Сознаюсь, что, несмотря на тяжесть событий, омрачивших это десятилетие, я испытывал невольное чувство гордости, вернее - превосходства над этими полуробинзонами, когда стал рассказывать о гениальных завоеваниях человека в области воздухоплавания, радио, химии, морской и артиллерийской техники. Я описывал им внешность дредноутов, цеппелинов, аэропланов, бетонных окопов и бронированных фортов, приводя слушателей в трепет весом шестнадцатидюймового снаряда или размерами земляной воронки после взрыва бомбы, способной смести деревню.

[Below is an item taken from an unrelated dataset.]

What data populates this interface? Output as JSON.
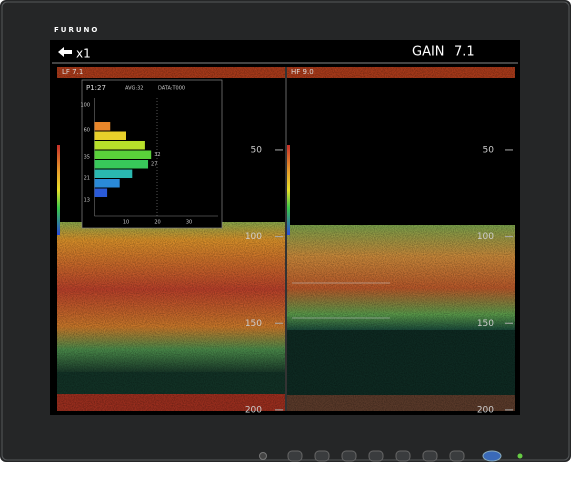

Мы проговорили всю ночь. К вечеру следующего дня “Рикша” исправил повреждения и, подняв якорь, прибыл 3 мая в Мельбурн. В настоящем письме изложены все обстоятельства нашего пребывания на Фарфонте, причем считаю нужным добавить, что известие о трагической и необычайной смерти наших бывших хозяев произвело на всех нас, видевших их, неописуемо тяжелое впечатление. Если мое, не имеющее, по-видимому, никакого прямого отношения к делу, сообщение сможет пролить свет на тайну смерти жизнерадостных и гостеприимных людей, я испытаю горькую радость человека, способствовавшего раскрытию печальной истины”.

IV

20 сентября Скоррей дал, наконец, свое показание. Стенографическая запись рассказа Скоррея весьма спутанна, изобилует повторениями и отступлениями, кроме того, самый язык рассказчика до такой степени непохож на нашу манеру мыслить и выражаться, - манеру, выработанную постоянным общением со множеством людей как лично, так и заочно, путем писем, телеграмм, книг и газет, - что мы нашли нужным дать этому показанию общую литературную форму, не исключая ни фактов, ни впечатления, оставленного ими.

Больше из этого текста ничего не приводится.